On the morning of May 26, Guillaume de Bassompierre cycled through Delhi’s diplomatic quarter with a mission. The 50-year-old Belgian trade attaché carried with him nine posters bearing the image of Israeli Prime Minister Benjamin Netanyahu, stamped with the words: “wanted for crimes against humanity”. He plastered them at Malcha Marg Diplomatic Enclave.
But this would cost de Bassompierre his job and force his family to end what life had been for them in India.
Ten days after the posters, de Bassompierre was sacked by the Belgian government while he was holidaying in China with his family on June 6.
Two weeks later, the Indian Ministry of External Affairs separately informed the Belgian embassy about the posters.
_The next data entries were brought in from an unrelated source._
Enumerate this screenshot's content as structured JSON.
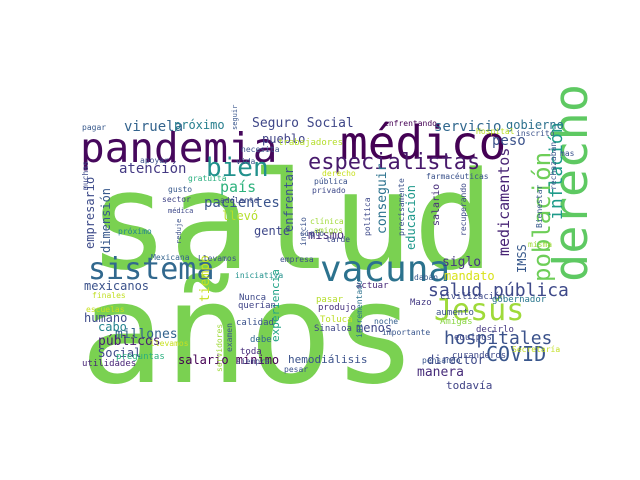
{
  "title": "Word cloud",
  "words": [
    {
      "text": "salud",
      "color": "#7ad151"
    },
    {
      "text": "años",
      "color": "#7ad151"
    },
    {
      "text": "médico",
      "color": "#440154"
    },
    {
      "text": "pandemia",
      "color": "#46085c"
    },
    {
      "text": "vacuna",
      "color": "#2c728e"
    },
    {
      "text": "derecho",
      "color": "#5ec962"
    },
    {
      "text": "especialistas",
      "color": "#481a6c"
    },
    {
      "text": "sistema",
      "color": "#31688e"
    },
    {
      "text": "Jesús",
      "color": "#9fda3a"
    },
    {
      "text": "COVID",
      "color": "#39568c"
    },
    {
      "text": "bien",
      "color": "#21918c"
    },
    {
      "text": "población",
      "color": "#6ece58"
    },
    {
      "text": "inflación",
      "color": "#1e9b8a"
    },
    {
      "text": "hospitales",
      "color": "#3b528b"
    },
    {
      "text": "salud pública",
      "color": "#3e4989"
    },
    {
      "text": "medicamentos",
      "color": "#482475"
    },
    {
      "text": "Seguro Social",
      "color": "#3f4788"
    },
    {
      "text": "viruela",
      "color": "#33638d"
    },
    {
      "text": "próximo",
      "color": "#277f8e"
    },
    {
      "text": "servicio",
      "color": "#31688e"
    },
    {
      "text": "gobierno",
      "color": "#2d718e"
    },
    {
      "text": "peso",
      "color": "#3b528b"
    },
    {
      "text": "pueblo",
      "color": "#404387"
    },
    {
      "text": "atención",
      "color": "#443983"
    },
    {
      "text": "país",
      "color": "#2db27d"
    },
    {
      "text": "pacientes",
      "color": "#3a548c"
    },
    {
      "text": "empresario",
      "color": "#3e4c8a"
    },
    {
      "text": "dimensión",
      "color": "#38598c"
    },
    {
      "text": "llevó",
      "color": "#b5de2b"
    },
    {
      "text": "enfrentar",
      "color": "#3b528b"
    },
    {
      "text": "gente",
      "color": "#3f4889"
    },
    {
      "text": "mismo",
      "color": "#472d7b"
    },
    {
      "text": "conseguir",
      "color": "#2c728e"
    },
    {
      "text": "educación",
      "color": "#1f988b"
    },
    {
      "text": "siglo",
      "color": "#453781"
    },
    {
      "text": "IMSS",
      "color": "#38598c"
    },
    {
      "text": "salario",
      "color": "#472d7b"
    },
    {
      "text": "mandato",
      "color": "#d8e219"
    },
    {
      "text": "director",
      "color": "#3e4a89"
    },
    {
      "text": "manera",
      "color": "#472c7a"
    },
    {
      "text": "todavía",
      "color": "#414487"
    },
    {
      "text": "millones",
      "color": "#33638d"
    },
    {
      "text": "tiempo",
      "color": "#c8e020"
    },
    {
      "text": "mexicanos",
      "color": "#3b528b"
    },
    {
      "text": "humano",
      "color": "#3e4c8a"
    },
    {
      "text": "cabo",
      "color": "#25848e"
    },
    {
      "text": "públicos",
      "color": "#482173"
    },
    {
      "text": "Social",
      "color": "#3e4a89"
    },
    {
      "text": "experiencia",
      "color": "#20a386"
    },
    {
      "text": "menos",
      "color": "#3f4788"
    },
    {
      "text": "salario mínimo",
      "color": "#440154"
    },
    {
      "text": "hemodiálisis",
      "color": "#3b528b"
    },
    {
      "text": "preguntas",
      "color": "#29af7f"
    },
    {
      "text": "utilidades",
      "color": "#482677"
    },
    {
      "text": "toda",
      "color": "#472d7b"
    },
    {
      "text": "debe",
      "color": "#31688e"
    },
    {
      "text": "calidad",
      "color": "#3b528b"
    },
    {
      "text": "Nunca",
      "color": "#3e4989"
    },
    {
      "text": "querían",
      "color": "#414487"
    },
    {
      "text": "pasar",
      "color": "#b5de2b"
    },
    {
      "text": "produjo",
      "color": "#46327e"
    },
    {
      "text": "Toluca",
      "color": "#bddf26"
    },
    {
      "text": "Sinaloa",
      "color": "#3f4788"
    },
    {
      "text": "actuar",
      "color": "#482878"
    },
    {
      "text": "Mazo",
      "color": "#443a83"
    },
    {
      "text": "civilización",
      "color": "#3e4a89"
    },
    {
      "text": "gobernador",
      "color": "#2a788e"
    },
    {
      "text": "aumento",
      "color": "#3b528b"
    },
    {
      "text": "Amigas",
      "color": "#8bd646"
    },
    {
      "text": "equipos",
      "color": "#3f4889"
    },
    {
      "text": "decirlo",
      "color": "#453781"
    },
    {
      "text": "curanderos",
      "color": "#3e4989"
    },
    {
      "text": "pensando",
      "color": "#3a548c"
    },
    {
      "text": "importante",
      "color": "#39568c"
    },
    {
      "text": "noche",
      "color": "#355f8d"
    },
    {
      "text": "incrementado",
      "color": "#2c728e"
    },
    {
      "text": "iniciativa",
      "color": "#21918c"
    },
    {
      "text": "empresa",
      "color": "#3e4c8a"
    },
    {
      "text": "Llevamos",
      "color": "#3b528b"
    },
    {
      "text": "Mexicana",
      "color": "#33638d"
    },
    {
      "text": "reduje",
      "color": "#3b528b"
    },
    {
      "text": "próximo",
      "color": "#25848e"
    },
    {
      "text": "médica",
      "color": "#3e4989"
    },
    {
      "text": "sector",
      "color": "#414487"
    },
    {
      "text": "gusto",
      "color": "#38598c"
    },
    {
      "text": "gratuita",
      "color": "#29af7f"
    },
    {
      "text": "adelante",
      "color": "#3e4a89"
    },
    {
      "text": "necesita",
      "color": "#3b528b"
    },
    {
      "text": "vida",
      "color": "#3b528b"
    },
    {
      "text": "trabajadores",
      "color": "#b5de2b"
    },
    {
      "text": "privado",
      "color": "#3e4989"
    },
    {
      "text": "pública",
      "color": "#3b528b"
    },
    {
      "text": "clínica",
      "color": "#a0da39"
    },
    {
      "text": "amigos",
      "color": "#9fda3a"
    },
    {
      "text": "tarde",
      "color": "#3e4989"
    },
    {
      "text": "farmacéuticas",
      "color": "#3b528b"
    },
    {
      "text": "Bienestar",
      "color": "#38598c"
    },
    {
      "text": "rechazaban",
      "color": "#39568c"
    },
    {
      "text": "misma",
      "color": "#a0da39"
    },
    {
      "text": "recuperando",
      "color": "#3e4989"
    },
    {
      "text": "dabán",
      "color": "#38598c"
    },
    {
      "text": "enfrentando",
      "color": "#440154"
    },
    {
      "text": "inscrito",
      "color": "#3b528b"
    },
    {
      "text": "pagar",
      "color": "#38598c"
    },
    {
      "text": "apoyar",
      "color": "#3b528b"
    },
    {
      "text": "muchas",
      "color": "#3e4989"
    },
    {
      "text": "seguir",
      "color": "#39568c"
    },
    {
      "text": "finales",
      "color": "#c2df23"
    },
    {
      "text": "examen",
      "color": "#3b528b"
    },
    {
      "text": "servidores",
      "color": "#9fda3a"
    },
    {
      "text": "siempre",
      "color": "#3e4989"
    },
    {
      "text": "pesar",
      "color": "#3b528b"
    },
    {
      "text": "inicio",
      "color": "#3b528b"
    },
    {
      "text": "política",
      "color": "#3e4989"
    },
    {
      "text": "precisamente",
      "color": "#3b528b"
    },
    {
      "text": "Hospital",
      "color": "#bddf26"
    },
    {
      "text": "Secretaría",
      "color": "#c2df23"
    },
    {
      "text": "escuelas",
      "color": "#c8e020"
    },
    {
      "text": "llevamos",
      "color": "#c8e020"
    },
    {
      "text": "derecho",
      "color": "#c8e020"
    },
    {
      "text": "mas",
      "color": "#3b528b"
    },
    {
      "text": "siglo",
      "color": "#3b528b"
    }
  ]
}
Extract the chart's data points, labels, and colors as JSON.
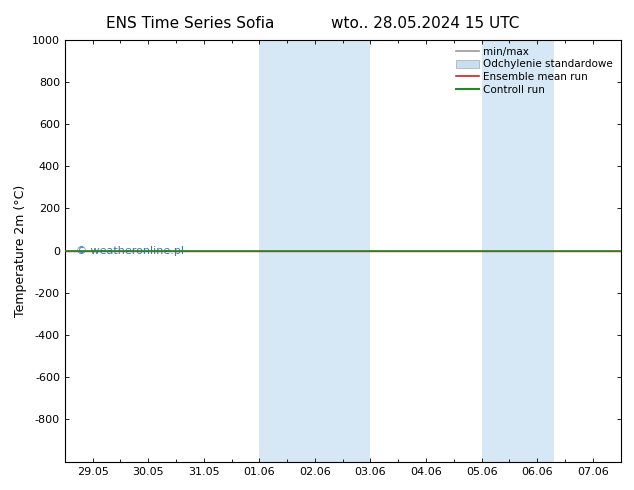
{
  "title_left": "ENS Time Series Sofia",
  "title_right": "wto.. 28.05.2024 15 UTC",
  "ylabel": "Temperature 2m (°C)",
  "ylim": [
    -1000,
    1000
  ],
  "yticks": [
    -800,
    -600,
    -400,
    -200,
    0,
    200,
    400,
    600,
    800,
    1000
  ],
  "xtick_labels": [
    "29.05",
    "30.05",
    "31.05",
    "01.06",
    "02.06",
    "03.06",
    "04.06",
    "05.06",
    "06.06",
    "07.06"
  ],
  "xtick_positions": [
    0,
    1,
    2,
    3,
    4,
    5,
    6,
    7,
    8,
    9
  ],
  "background_color": "#ffffff",
  "plot_bg_color": "#ffffff",
  "shaded_regions": [
    {
      "xstart": 3.0,
      "xend": 5.0,
      "color": "#d6e8f5"
    },
    {
      "xstart": 7.0,
      "xend": 8.3,
      "color": "#d6e8f5"
    }
  ],
  "green_line_y": 0,
  "watermark_text": "© weatheronline.pl",
  "watermark_color": "#3377bb",
  "legend_entries": [
    {
      "label": "min/max",
      "color": "#999999",
      "lw": 1.2,
      "ls": "-",
      "type": "line"
    },
    {
      "label": "Odchylenie standardowe",
      "color": "#c8dff0",
      "lw": 8,
      "ls": "-",
      "type": "patch"
    },
    {
      "label": "Ensemble mean run",
      "color": "#cc2222",
      "lw": 1.2,
      "ls": "-",
      "type": "line"
    },
    {
      "label": "Controll run",
      "color": "#228822",
      "lw": 1.5,
      "ls": "-",
      "type": "line"
    }
  ],
  "title_fontsize": 11,
  "axis_fontsize": 9,
  "tick_fontsize": 8,
  "legend_fontsize": 7.5,
  "border_color": "#000000",
  "xlim": [
    -0.5,
    9.5
  ]
}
According to an MEA official, de Bassompierre’s action had been in violation of the Vienna Convention of Diplomatic Relations – a global treaty defining diplomatic conduct.
But de Bassompierre pointed to his “freedom of expression” and that his showdown with the Israeli embassy has carried on for around two years. In October, 2023, the embassy had objected to his Facebook posts on the Israel-Palestine conflict. In January 2024, the embassy had accused him of showing the middle-finger while passing by the Israeli mission in the national capital. And a day after the posters this year, he had been waylaid by security personnel near the residence of the Israeli ambassador and the keys to his bicycle were allegedly stolen.